Examining whether wind farm emissions may affect human health is complex, due to the nature of the emissions and individual perceptions are highly variable. After careful consideration and deliberation of the body of evidence, National Health and Medical Research Council (NHMRC) concludes there is currently no consistent evidence that wind farms cause adverse health effects in humans.
The NHMRC Statement: Evidence on Wind Farms and Human Health was prepared on the advice of the Council of NHMRC after consideration of a comprehensive assessment of the evidence.
The separate NHMRC Information Paper: Evidence on Wind Farms and Human Health provides Australians with a summary of the evidence on the possible health effects of wind farms in humans (with a particular focus on noise, shadow flicker and electromagnetic radiation) and explains how NHMRC developed its summary based on the findings of independent reviews of the evidence. NHMRC's Wind Farms and Human Health Reference Group guided the development of the Information Paper and provided scientific advice on the interpretation of the evidence.
The NHMRC Statement and Information Paper updates NHMRC's previous work on this issue and replaces the 2010 NHMRC Public Statement: Wind Turbines and Health and supporting evidence Wind Turbines and Health: A rapid review of the evidence. Both documents are available on the Australian Government Web archive.
Before being finalised, a NHMRC Draft Information Paper: Evidence on Wind Farms and Human Health was released for public consultation and expert review. Details of the key issues raised during these processes can be found in the Public consultation: Summary of key issues and the Expert review: Summary of key issues. Non-confidential public consultation submissions are available on the NHMRC Public Consultations website. The full comments provided by each expert reviewer can be found below.
Further details on the development of the NHMRC Statement, Information Paper and background documents can be found in the Administrative Report.
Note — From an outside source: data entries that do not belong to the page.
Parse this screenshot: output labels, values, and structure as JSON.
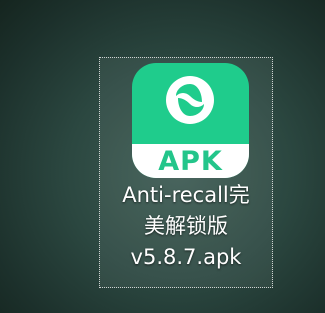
{
  "desktop": {
    "file": {
      "icon": "apk-file-icon",
      "badge_text": "APK",
      "name_lines": [
        "Anti-recall完",
        "美解锁版",
        "v5.8.7.apk"
      ],
      "colors": {
        "tile": "#1fcc8c",
        "band": "#ffffff",
        "badge_text": "#23c58a"
      }
    }
  }
}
NHMRC has addressed the Frequently Asked Questions regarding the review on wind farms and human health.
Comprehensive assessment of the scientific evidence
The NHMRC Statement and Information Paper were informed by the findings of two comprehensive reviews of the scientific evidence into the possible health effects of wind farms.
Independent review conducted by Adelaide Health Technology Assessment
The Systematic review of the human health effects of wind farms was undertaken by independent reviewers from Adelaide Health Technology Assessment under the guidance of the Reference Group. To ensure all emerging research was captured, in September 2012 NHMRC conducted a call for submissions of evidence for consideration in the independent evidence review. The review considered a wide range of evidence published up to October 2012.
The outcomes of the independent review were finalised in late 2013 and considered by the Reference Group to inform the development of a draft Information Paper on the evidence on wind farms and human health. The independent review also identified gaps in the current evidence base to inform the Reference Group's recommendations for further research. The independent review was released by NHMRC in February 2014 as a background document, accompanying the draft Information Paper which was released for public consultation. Minor corrections to the contents of this report were published in February 2015.
Additional review of evidence conducted by Monash University
To ensure that the Information Paper was informed by all the relevant evidence, the Review of additional evidence for NHMRC Information Paper: Evidence on Wind Farms and Human Health was conducted by a collaborative team from the Australasian Cochrane Centre and the Monash Centre for Occupational and Environmental Health at Monash University. The review included new evidence published from October 2012 up to May 2014, and also considered the references submitted during public consultation and expert review of the draft Information Paper.